By Alan Madeleine
Most people can figure out that Hamtramck has a lot of history behind it.
That fact is likely about to get a whole lot more official.
Rebecca Binno Savage, with Hamtramck’s DDA (Downtown Development Authority), is also the historic preservation lead, or point person, on an on-going project to designate 80 buildings along Jos. Campau as Historic Places on the National Register.
The project is well underway and, according to Binno Savage, is already at a point where its success is likely.
“Usually, once a project gets this far,” it’s a fairly foregone conclusion that it will be approved, Binno Savage says.
She seems well-acquainted with the process, which began, as it must, with a call to Lansing.
“Initially, you go to the state’s national registry coordinator,” she explains. That person comes to town, and looks over each of the various buildings in question.
Then, Binno Savage had to fill out the National Park Service’s federal form NPS 10-900, also called the National Register of Historic Places Registration form. In this particular case, because of the high volume of properties up for the designation here on Jos. Campau, that form ran 62 pages long once completed, each page dense with type. The bulk of it, pages 5 through 47, is taken up by an inventory of all of the individual properties, including a paragraph describing each building, and then another paragraph each expounding on each building’s history, to the extent that history is known.
The properties span 21 blocks along Jos. Campau, from down on Lehman Street (one street south of Holbrook) north to Pulaski (four streets north of Caniff). There are a total of 130 properties within that stretch, of which 80 are “contributing to” the district, according to a press release, and therefore eligible for the designation.
About two weeks ago, on May 18, Binno Savage says, the application was presented in Lansing to the State Historic Review Board, and they approved it. She does still have to complete a detailed map of the each property including, for example, lot measurements. She expects to have that fully completed and off to Lansing by next week, she says.

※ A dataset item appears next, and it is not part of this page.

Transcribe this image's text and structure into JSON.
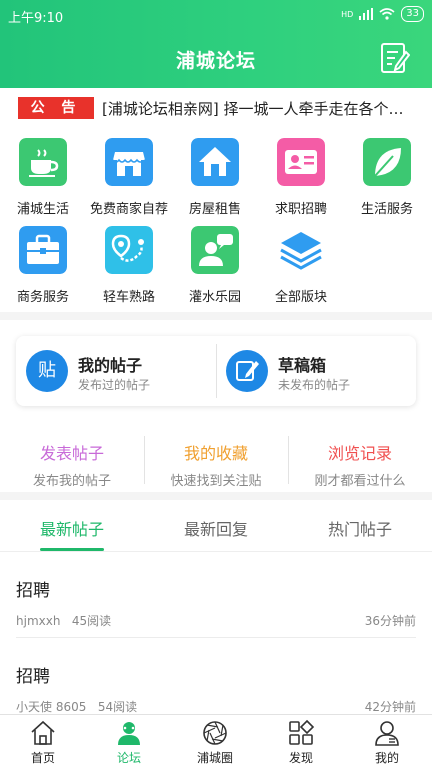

When the state has everything it needs from her, it will then forward the whole package to the National Park Service.
They, in turn, have 45 days to approve it.
Binno Savage says that, while she was the one ultimately charged with putting together this massive document, the project was in fact initiated by Jason Friedmann, Hamtramck’s Director of Community & Economic Development, and used the writing and research of city historian Greg Kowalski as the basis for much of the historical background for the inventory.
Dr. Ted Radzilowski was also helpful in that area, she adds.
Most of the property owners involved will be glad to see this happen, Binno Savage indicated in the press release.
Asked about specific buildings she thinks are real city treasures, she cites the one owned by Mark Hausner on the northwest corner of Jos. Campau and Belmont – the tallest building on the strip – as well as Campau Towers, the bank buildings of PNC, Huntington and Talmer, and even the Shoppers World building which, while it may not seem that architecturally significant as it stands, actually could benefit a lot from the potential tax breaks afforded by the historical designation.
The upshot of all this is, that any building so designated will net a 20 percent property tax break for any owner who wishes to use said savings toward rehabilitating the structure. Additionally, the designation provides some federal protection against its own other departments’ projects. For example a federal highway loop being drawn through the middle of town would be restricted from impacting the designated structures.
Owners can still choose to do anything to the buildings that they want to with their own funds, however, including totally razing them, making radical changes to them, or anything else allowed by the city.
And while this would be Hamtramck’s largest such district, it wouldn’t be the first.
“There is actually already a ‘St. Florian District’ in place,” Binno Savage says, “although, that’s mostly residential structures.”
For her part, once this project is successfully up and running, she’ll then be moving on to a couple of other ones, this time in Detroit.